Thursday, February 01, 2007

Just one story of many...

The following was posted on Andi's World Milblog and I just had to re-post it here. This is one of many stories like this I've heard or read about our association with locals in Afghanistan and Iraq. Andi's World is linked on my sidebar. This post was written by Airforcewife in Andi's absence. Thanks

Wednesday, 31 January 2007

I Would Have Died For Him

About two months into my husband's last deployment I got an interesting email from him. Before I go on to describe what he said, I should probably make clear that of the many choices in amount of communication available to military families, hubby and I have chosen the "I'd rather hear it from you" route, and he tends to give me a fairly clear picture of what his life is like deployed.

I have an incredibly active imagination, and so I exaggerate the information I get from sources other than my husband. After many, many, many,many incidents that nearly caused me to lose my mind we decided that it was better he tell me. Hubby can phrase and parse the situations he encounters all he wants... Just as long as I have an idea of what's going on. That way I can ignore any outside information and still feel like I have a handle on what's going on.

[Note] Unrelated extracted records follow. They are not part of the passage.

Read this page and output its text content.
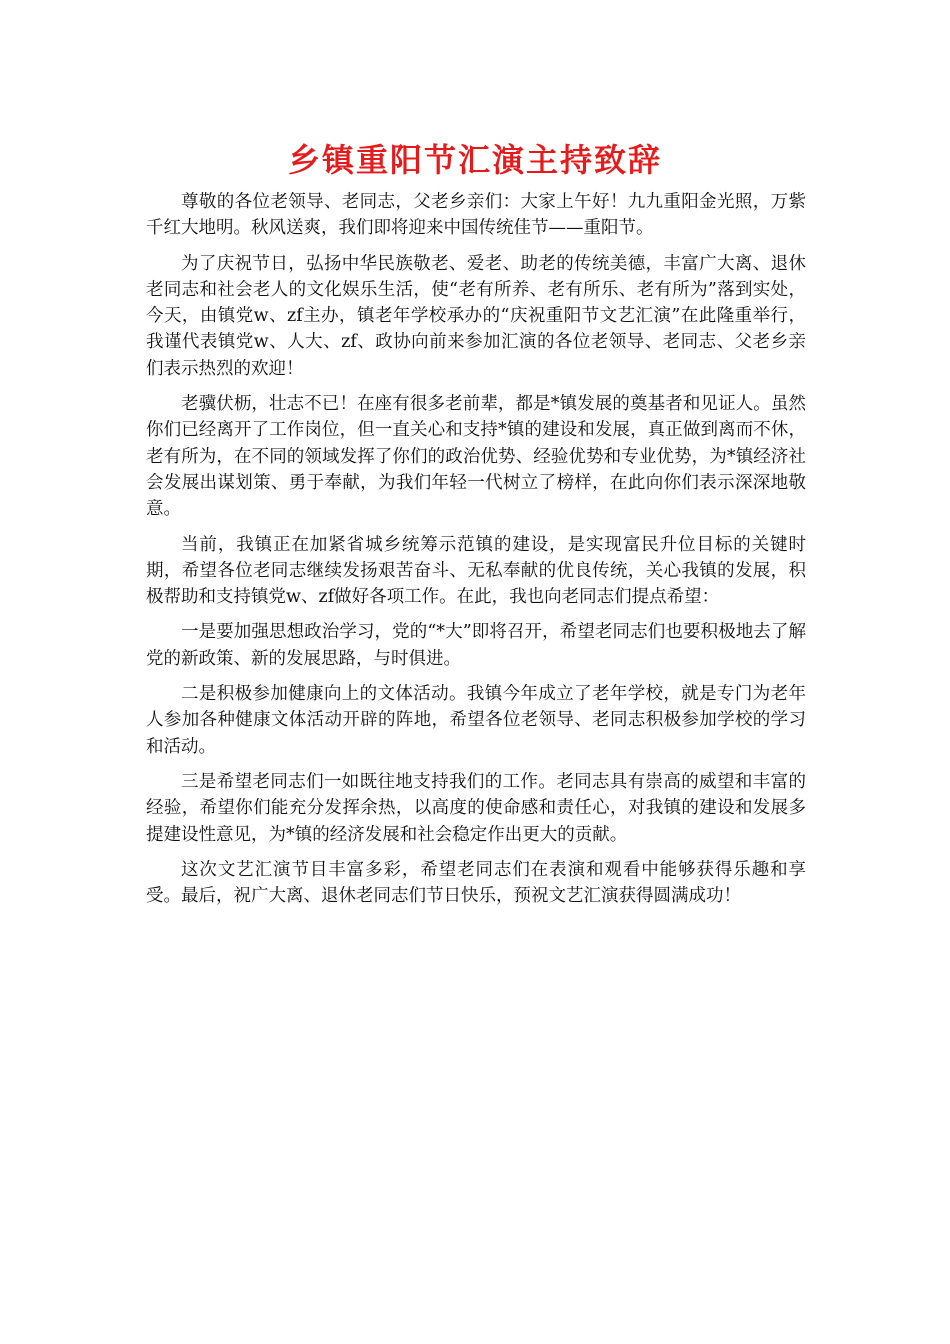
乡镇重阳节汇演主持致辞

尊敬的各位老领导、老同志，父老乡亲们：大家上午好！九九重阳金光照，万紫千红大地明。秋风送爽，我们即将迎来中国传统佳节——重阳节。

为了庆祝节日，弘扬中华民族敬老、爱老、助老的传统美德，丰富广大离、退休老同志和社会老人的文化娱乐生活，使“老有所养、老有所乐、老有所为”落到实处，今天，由镇党w、zf主办，镇老年学校承办的“庆祝重阳节文艺汇演”在此隆重举行，我谨代表镇党w、人大、zf、政协向前来参加汇演的各位老领导、老同志、父老乡亲们表示热烈的欢迎！

老骥伏枥，壮志不已！在座有很多老前辈，都是*镇发展的奠基者和见证人。虽然你们已经离开了工作岗位，但一直关心和支持*镇的建设和发展，真正做到离而不休，老有所为，在不同的领域发挥了你们的政治优势、经验优势和专业优势，为*镇经济社会发展出谋划策、勇于奉献，为我们年轻一代树立了榜样，在此向你们表示深深地敬意。

当前，我镇正在加紧省城乡统筹示范镇的建设，是实现富民升位目标的关键时期，希望各位老同志继续发扬艰苦奋斗、无私奉献的优良传统，关心我镇的发展，积极帮助和支持镇党w、zf做好各项工作。在此，我也向老同志们提点希望：

一是要加强思想政治学习，党的“*大”即将召开，希望老同志们也要积极地去了解党的新政策、新的发展思路，与时俱进。

二是积极参加健康向上的文体活动。我镇今年成立了老年学校，就是专门为老年人参加各种健康文体活动开辟的阵地，希望各位老领导、老同志积极参加学校的学习和活动。

三是希望老同志们一如既往地支持我们的工作。老同志具有崇高的威望和丰富的经验，希望你们能充分发挥余热，以高度的使命感和责任心，对我镇的建设和发展多提建设性意见，为*镇的经济发展和社会稳定作出更大的贡献。

这次文艺汇演节目丰富多彩，希望老同志们在表演和观看中能够获得乐趣和享受。最后，祝广大离、退休老同志们节日快乐，预祝文艺汇演获得圆满成功！
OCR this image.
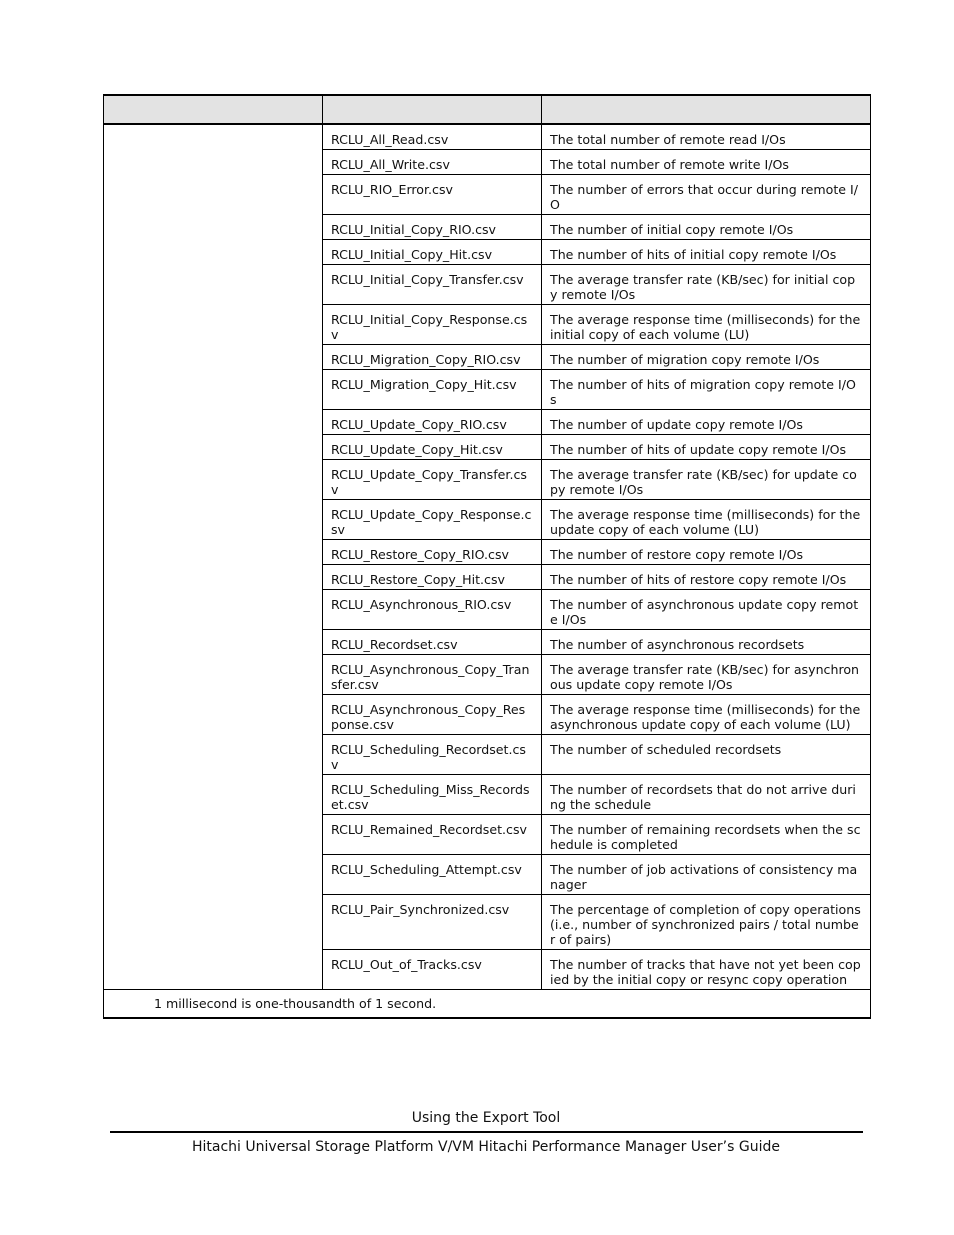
	RCLU_All_Read.csv	The total number of remote read I/Os
	RCLU_All_Write.csv	The total number of remote write I/Os
	RCLU_RIO_Error.csv	The number of errors that occur during remote I/O
	RCLU_Initial_Copy_RIO.csv	The number of initial copy remote I/Os
	RCLU_Initial_Copy_Hit.csv	The number of hits of initial copy remote I/Os
	RCLU_Initial_Copy_Transfer.csv	The average transfer rate (KB/sec) for initial copy remote I/Os
	RCLU_Initial_Copy_Response.csv	The average response time (milliseconds) for the initial copy of each volume (LU)
	RCLU_Migration_Copy_RIO.csv	The number of migration copy remote I/Os
	RCLU_Migration_Copy_Hit.csv	The number of hits of migration copy remote I/Os
	RCLU_Update_Copy_RIO.csv	The number of update copy remote I/Os
	RCLU_Update_Copy_Hit.csv	The number of hits of update copy remote I/Os
	RCLU_Update_Copy_Transfer.csv	The average transfer rate (KB/sec) for update copy remote I/Os
	RCLU_Update_Copy_Response.csv	The average response time (milliseconds) for the update copy of each volume (LU)
	RCLU_Restore_Copy_RIO.csv	The number of restore copy remote I/Os
	RCLU_Restore_Copy_Hit.csv	The number of hits of restore copy remote I/Os
	RCLU_Asynchronous_RIO.csv	The number of asynchronous update copy remote I/Os
	RCLU_Recordset.csv	The number of asynchronous recordsets
	RCLU_Asynchronous_Copy_Transfer.csv	The average transfer rate (KB/sec) for asynchronous update copy remote I/Os
	RCLU_Asynchronous_Copy_Response.csv	The average response time (milliseconds) for the asynchronous update copy of each volume (LU)
	RCLU_Scheduling_Recordset.csv	The number of scheduled recordsets
	RCLU_Scheduling_Miss_Recordset.csv	The number of recordsets that do not arrive during the schedule
	RCLU_Remained_Recordset.csv	The number of remaining recordsets when the schedule is completed
	RCLU_Scheduling_Attempt.csv	The number of job activations of consistency manager
	RCLU_Pair_Synchronized.csv	The percentage of completion of copy operations (i.e., number of synchronized pairs / total number of pairs)
	RCLU_Out_of_Tracks.csv	The number of tracks that have not yet been copied by the initial copy or resync copy operation
1 millisecond is one-thousandth of 1 second.		
Using the Export Tool
Hitachi Universal Storage Platform V/VM Hitachi Performance Manager User’s Guide
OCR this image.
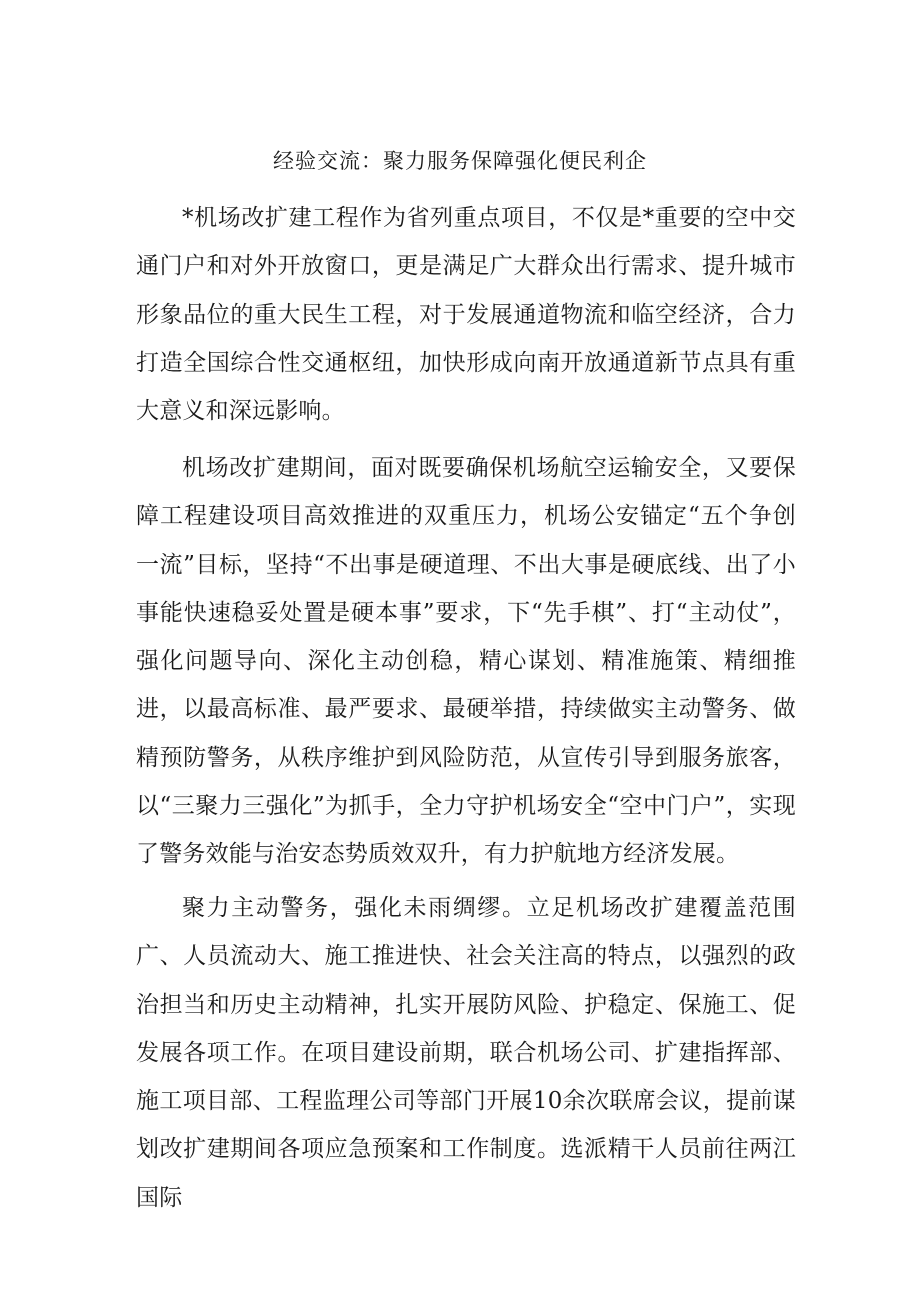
经验交流：聚力服务保障强化便民利企

*机场改扩建工程作为省列重点项目，不仅是*重要的空中交通门户和对外开放窗口，更是满足广大群众出行需求、提升城市形象品位的重大民生工程，对于发展通道物流和临空经济，合力打造全国综合性交通枢纽，加快形成向南开放通道新节点具有重大意义和深远影响。

机场改扩建期间，面对既要确保机场航空运输安全，又要保障工程建设项目高效推进的双重压力，机场公安锚定“五个争创一流”目标，坚持“不出事是硬道理、不出大事是硬底线、出了小事能快速稳妥处置是硬本事”要求，下“先手棋”、打“主动仗”，强化问题导向、深化主动创稳，精心谋划、精准施策、精细推进，以最高标准、最严要求、最硬举措，持续做实主动警务、做精预防警务，从秩序维护到风险防范，从宣传引导到服务旅客，以“三聚力三强化”为抓手，全力守护机场安全“空中门户”，实现了警务效能与治安态势质效双升，有力护航地方经济发展。

聚力主动警务，强化未雨绸缪。立足机场改扩建覆盖范围广、人员流动大、施工推进快、社会关注高的特点，以强烈的政治担当和历史主动精神，扎实开展防风险、护稳定、保施工、促发展各项工作。在项目建设前期，联合机场公司、扩建指挥部、施工项目部、工程监理公司等部门开展10余次联席会议，提前谋划改扩建期间各项应急预案和工作制度。选派精干人员前往两江国际
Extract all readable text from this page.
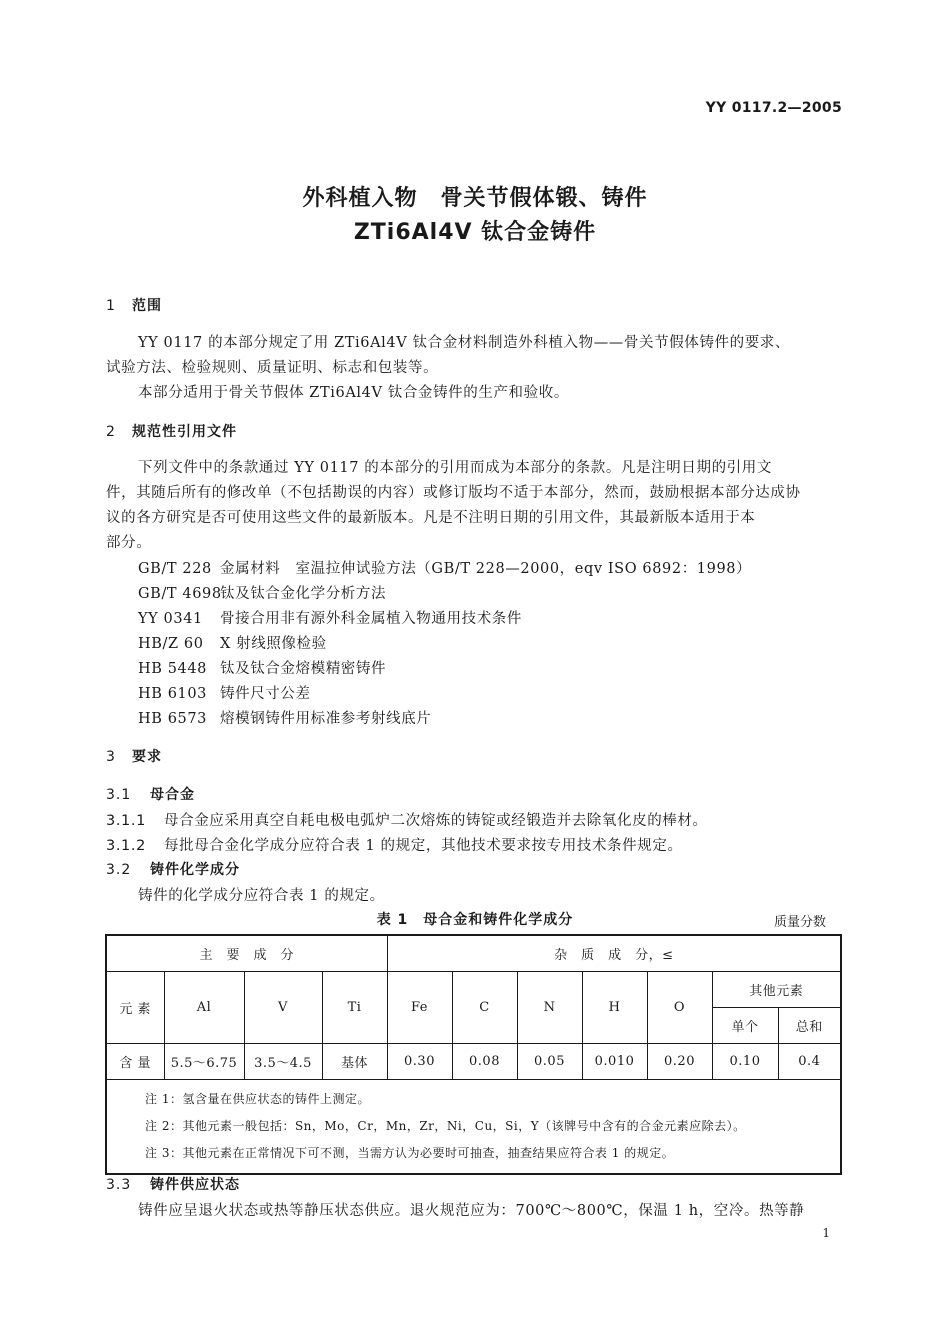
YY 0117.2—2005
外科植入物　骨关节假体锻、铸件
ZTi6Al4V 钛合金铸件
1 范围
YY 0117 的本部分规定了用 ZTi6Al4V 钛合金材料制造外科植入物——骨关节假体铸件的要求、
试验方法、检验规则、质量证明、标志和包装等。
本部分适用于骨关节假体 ZTi6Al4V 钛合金铸件的生产和验收。
2 规范性引用文件
下列文件中的条款通过 YY 0117 的本部分的引用而成为本部分的条款。凡是注明日期的引用文
件，其随后所有的修改单（不包括勘误的内容）或修订版均不适于本部分，然而，鼓励根据本部分达成协
议的各方研究是否可使用这些文件的最新版本。凡是不注明日期的引用文件，其最新版本适用于本
部分。
GB/T 228 金属材料　室温拉伸试验方法（GB/T 228—2000，eqv ISO 6892：1998）
GB/T 4698钛及钛合金化学分析方法
YY 0341 骨接合用非有源外科金属植入物通用技术条件
HB/Z 60 X 射线照像检验
HB 5448 钛及钛合金熔模精密铸件
HB 6103 铸件尺寸公差
HB 6573 熔模钢铸件用标准参考射线底片
3 要求
3.1 母合金
3.1.1 母合金应采用真空自耗电极电弧炉二次熔炼的铸锭或经锻造并去除氧化皮的棒材。
3.1.2 每批母合金化学成分应符合表 1 的规定，其他技术要求按专用技术条件规定。
3.2 铸件化学成分
铸件的化学成分应符合表 1 的规定。
表 1　母合金和铸件化学成分	质量分数
主　要　成　分				杂　质　成　分，≤						
元 素	Al	V	Ti	Fe	C	N	H	O	其他元素	
									单个	总和
含 量	5.5～6.75	3.5～4.5	基体	0.30	0.08	0.05	0.010	0.20	0.10	0.4

注 1：氢含量在供应状态的铸件上测定。
注 2：其他元素一般包括：Sn，Mo，Cr，Mn，Zr，Ni，Cu，Si，Y（该牌号中含有的合金元素应除去）。
注 3：其他元素在正常情况下可不测，当需方认为必要时可抽查，抽查结果应符合表 1 的规定。										
3.3 铸件供应状态
铸件应呈退火状态或热等静压状态供应。退火规范应为：700℃～800℃，保温 1 h，空冷。热等静
1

In any case, this is the background under which I received an email about a local on hubby's deployed base called "Rambo."

This email hubby sent me was odd. Never before has hubby singled out one of the locals he works with to tell me about, even though his deployed line of work has him working very closely with locals. I hear aggregate stories about incidents and I hear about funny and isolated events, but he has never mailed me a biography before. The reason is entirely OPSEC.

Rambo, however, was a special case. For one thing, he wasn't one of hubby's contacts. He lived on the base. For another, Rambo genuinely loved the Americans and having them there. He proved it constantly, putting himself in physical danger every day to make sure "his" base and "his" American soldiers were as safe as possible. Rambo could be counted on to be at the very front of the line guarding the facilities any time a crowd assembled.

Rambo's story began in the 1970's; he was an ethnic Tajik that fought with the United States against the Soviets. When the Soviets left, the Afghans allied themselves with various warlords until the Taliban took over.

The Taliban wasted no time in murdering Rambo's entire family, and Rambo left for the hills to fight with the Northern Alliance. When our special forces took Kabul, Rambo fought alongside them, and he was the first guard at the base.

My husband sent me an email about Rambo, pictures of the two of them together, and ended his email with this line, "Rambo takes care of us. He is one of us. Any one of us here would take a bullet for him."

I sent the story hubby emailed me out to many people I knew, because most of our civilian friends and family are far removed from the war. For more than a few, we are the only people they directly know who are fighting. They ask us questions, and they often do not understand. I try to pass on what I can. The amount of devotion Rambo showed to the guys at hubby's base touched me deeply, and I wanted to share what they told me was one of the reasons they supported their cause so much.

Just yesterday, now that hubby is home and safe with me, I learned of yet another chapter in Rambo's story and more proof of his amazing character.

The building hubby worked in while deployed was the target of a suicide car bomber. As the truck of explosives came through the gate, something about them triggered Rambo's attention and rather than waste time sounding the alarm - he took matters into his own hands and yanked the suicide bomber from inside the truck in an attempt to prevent its detonation. The truck detonated after both Rambo and the would-be bomber were free and took a huge chunk out of the building. The damage wasn't as extensive as it would have been if the explosives laden truck had managed to make it into closer proximity.

Rambo didn't blink. He just did.

No one can argue that there are many, many problems in Iraq and Afghanistan; and many things to overcome that are difficult, ugly, and at times despair-inducing.

But there are good things, and good people, there too. The foundations of these new countries will be built with such as them, although the building may be very long indeed.

My husband often recites John 15:13 from the Bible. It resonates with him very deeply: " Greater love has no one than this, that he lay down his life for his friends." After hearing about Rambo, I understand why.

Posted by airforcewife on Wednesday, 31 January 2007 at 07:12 PM | Permalink


Blogger Wadical said...

Hello friend. Nice new blog. I like the theme...these heroes deserve recognition.

9:22 PM  
Blogger PJ said...

Thanks, buddy. I'm happy to hear from you. How are things going?